Un groupe de bouddhistes rigoristes thaïlandais a déposé mercredi une plainte auprès de la police concernant une jeune artiste pour des peintures représentant le Bouddha campant le personnage de super-héros japonais des années 1960, Ultraman.
La plainte, qui concerne quatre peintures exposées la semaine dernière dans un centre commercial du nord-est de la Thaïlande, met en évidence la tendance de groupes bouddhistes ultra-conservateurs à vouloir aller plus loin que l’establishment religieux pour lutter contre ce qu’ils dénoncent comme des menaces qui pèsent sur leur foi.
Le bouddhisme, suivi par plus de 90% des Thaïlandais, est l’un des trois piliers traditionnels de la société thaïlandaise, avec la nation et la monarchie.
Les peintures ont été retirées de l'exposition la semaine dernière et l'artiste - une étudiante de quatrième année dont le nom n'a pas été rendu public pour sa sécurité - a dû s'excuser publiquement devant le moine en chef de la province du Nakhon Ratchasima, dans le nord-est, devant le gouverneur de la province.
Dans le passé, cela aurait sans doute été la conclusion de l'incident.
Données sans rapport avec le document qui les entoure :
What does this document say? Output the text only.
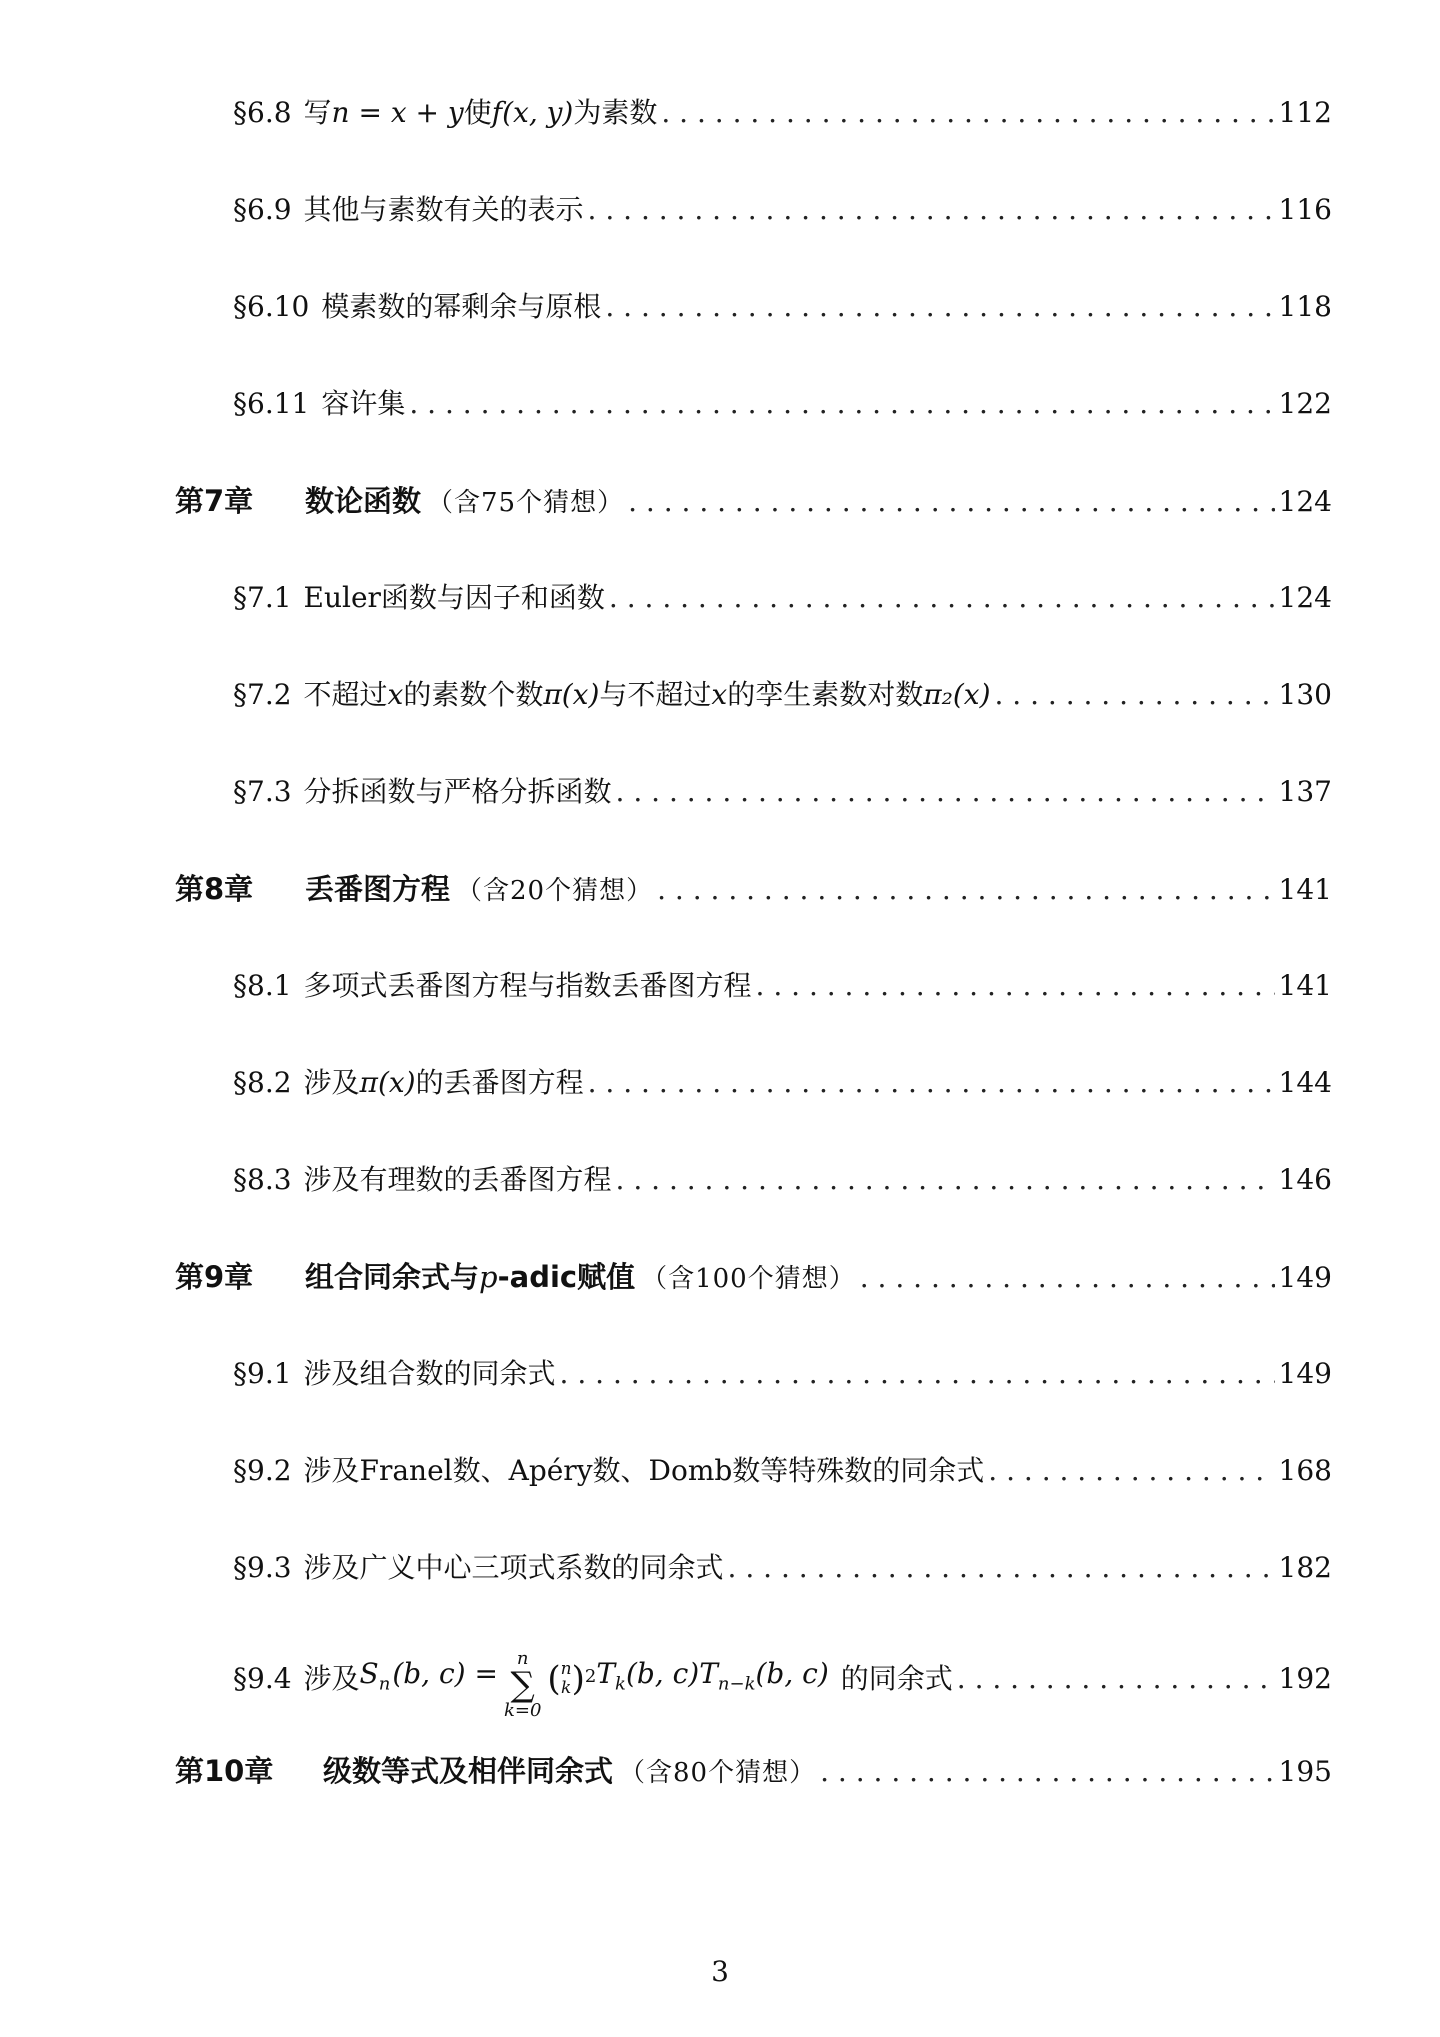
§6.8 写n = x + y使f(x, y)为素数 . . .	112
§6.9 其他与素数有关的表示 . . .	116
§6.10 模素数的幂剩余与原根 . . .	118
§6.11 容许集 . . .	122
第7章 数论函数 （含75个猜想） . . .	124
§7.1 Euler函数与因子和函数 . . .	124
§7.2 不超过x的素数个数π(x)与不超过x的孪生素数对数π₂(x) . . .	130
§7.3 分拆函数与严格分拆函数 . . .	137
第8章 丢番图方程 （含20个猜想） . . .	141
§8.1 多项式丢番图方程与指数丢番图方程 . . .	141
§8.2 涉及π(x)的丢番图方程 . . .	144
§8.3 涉及有理数的丢番图方程 . . .	146
第9章 组合同余式与p-adic赋值 （含100个猜想） . . .	149
§9.1 涉及组合数的同余式 . . .	149
§9.2 涉及Franel数、Apéry数、Domb数等特殊数的同余式 . . .	168
§9.3 涉及广义中心三项式系数的同余式 . . .	182
§9.4 涉及 $S_n(b$, c) = n
∑
k=0
( n
k ) 2 $T_k(b$, c) $T_{n-k}(b$, c) 的同余式 . . .	192
第10章 级数等式及相伴同余式 （含80个猜想） . . .	195
3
Mais mercredi, le groupe bouddhiste radical Puissance bouddhiste du la Terre a déclaré avoir déposé plainte contre l'artiste et quatre autres personnes impliquées dans l'exposition, affirmant que comparer le Bouddha à un tel personnage de divertissement était irrespectueux.
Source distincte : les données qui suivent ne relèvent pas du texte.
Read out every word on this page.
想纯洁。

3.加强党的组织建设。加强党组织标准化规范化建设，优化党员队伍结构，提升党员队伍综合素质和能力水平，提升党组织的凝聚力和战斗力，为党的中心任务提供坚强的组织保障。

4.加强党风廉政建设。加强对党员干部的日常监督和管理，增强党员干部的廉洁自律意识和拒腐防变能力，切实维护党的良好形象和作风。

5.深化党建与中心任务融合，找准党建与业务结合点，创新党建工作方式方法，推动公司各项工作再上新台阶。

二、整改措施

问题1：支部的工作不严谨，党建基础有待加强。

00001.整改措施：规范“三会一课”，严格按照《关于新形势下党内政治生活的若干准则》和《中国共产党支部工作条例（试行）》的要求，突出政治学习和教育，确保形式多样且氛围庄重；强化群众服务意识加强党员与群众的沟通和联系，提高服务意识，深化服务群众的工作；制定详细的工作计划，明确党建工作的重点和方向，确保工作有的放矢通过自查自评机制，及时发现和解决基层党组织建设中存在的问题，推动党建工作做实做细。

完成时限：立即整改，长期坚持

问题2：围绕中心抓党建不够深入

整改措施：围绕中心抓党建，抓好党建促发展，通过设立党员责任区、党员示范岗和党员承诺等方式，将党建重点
Le groupe souhaite que les cinq personnes soient poursuivies en vertu d'une loi interdisant l'insulte à la religion, qui prévoit une peine d'emprisonnement pouvant aller jusqu'à sept ans.
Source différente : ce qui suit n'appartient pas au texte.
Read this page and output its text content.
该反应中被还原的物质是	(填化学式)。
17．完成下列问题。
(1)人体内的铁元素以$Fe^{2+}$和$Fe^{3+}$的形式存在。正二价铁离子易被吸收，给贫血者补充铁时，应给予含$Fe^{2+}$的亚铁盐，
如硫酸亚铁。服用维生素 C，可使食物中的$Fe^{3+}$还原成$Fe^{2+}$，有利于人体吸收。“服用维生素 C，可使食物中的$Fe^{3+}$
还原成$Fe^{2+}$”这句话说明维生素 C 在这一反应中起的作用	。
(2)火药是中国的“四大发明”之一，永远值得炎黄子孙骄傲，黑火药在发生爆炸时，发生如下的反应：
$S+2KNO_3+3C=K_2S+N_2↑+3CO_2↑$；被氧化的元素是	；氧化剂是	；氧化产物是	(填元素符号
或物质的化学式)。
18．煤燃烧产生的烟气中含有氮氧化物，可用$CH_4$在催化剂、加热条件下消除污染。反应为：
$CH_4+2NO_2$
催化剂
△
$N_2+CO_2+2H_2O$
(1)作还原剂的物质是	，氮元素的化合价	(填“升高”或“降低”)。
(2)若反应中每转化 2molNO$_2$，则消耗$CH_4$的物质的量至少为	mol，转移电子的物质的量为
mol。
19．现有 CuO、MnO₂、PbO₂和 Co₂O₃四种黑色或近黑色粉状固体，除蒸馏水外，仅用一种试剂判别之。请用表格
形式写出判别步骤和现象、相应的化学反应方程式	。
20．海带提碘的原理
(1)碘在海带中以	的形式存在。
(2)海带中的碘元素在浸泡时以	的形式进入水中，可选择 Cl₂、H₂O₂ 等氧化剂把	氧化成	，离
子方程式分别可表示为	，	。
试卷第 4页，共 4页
"Les peintures ont déshonoré et offensé les bouddhistes et porté préjudice à un trésor national", a déclaré à Reuters Charoon Wonnakasinanone, représentant de Puissance bouddhiste du la Terre.
Le groupe exige aussi que les peintures soient détruites.
En vertu de la loi thaïlandaise, la police doit enquêter sur une plainte et indiquer s’il existe des motifs suffisants pour engager des poursuites pénales, processus qui prend généralement au moins sept jours.
L’institution contre les radicaux
Les autorités bouddhistes officielles de la Thaïlande s'opposent à des poursuites pénales contre l'artiste.
Pongporn Pramsaneh, directeur du Bureau du bouddhisme national, a déclaré à Reuters qu'il considérait l'affaire close après les excuses publiques.
Peu de personnes ont été condamnées à des peines de prison selon cette loi, bien que des amendes aient été infligées, notamment contre des touristes portant des tatouages de Bouddha ou emportant des statues-souvenirs.
L'artiste n'a pas pu être contactée pour commenter et le centre commercial qui a organisé l'exposition a refusé de s’exprimer.
Les tableaux ont tous été vendus la semaine dernière et l'un des acheteurs a décidé de revendre son acquisition aux enchères à des fins caritatives.
Les offres d’achat avaient atteint 500.000 bahts (près de 16.000 dollars) mercredi, les bénéfices devant être reversés à un hôpital.
"Les peintures ont montré les différences dans ce pays entre bouddhistes conservateurs et progressistes qui fondent leur croyance sur l’enseignement bouddhiste plutôt que sur l'attachement à des objets ou à des rituels", a déclaré Pakorn Porncheewangkul, le propriétaire du tableau mis aux enchères.
Pour Surapot Taweesak, un spécialiste du bouddhisme, la controverse montre que les réformes du bouddhisme mises en place sous le précédent gouvernement militaire, qui visaient à nettoyer les temples et les cercles monastiques minés par les scandales, ont échoué.
D'un côté, nombres de Thaïlandais estiment que la religion est déconnectée de leur vie quotidienne, qu’elle est moins pertinente. Et dans le même temps, un mouvement réactionnaire fait son apparition, considérant que le bouddhisme est menacé et qu’il faut par conséquent lui assurer une défense que l’establishment religieux ne fournit pas.
La tendance a également suscité l’émergence un parti nationaliste bouddhiste, le parti Pandin Dharma, inspiré de mouvements politiques similaires en Birmanie et au Sri Lanka, qui ont contesté les élections de juillet sous le slogan du bouddhisme menacé.
"Dans l'affaire Ultraman, on y mêle la loi au lieu d'engager simplement le débat", a déclaré Surapot. "Cette affaire reflète l'insécurité ressentie par de nombreux moines et fidèles à propos de leur religion."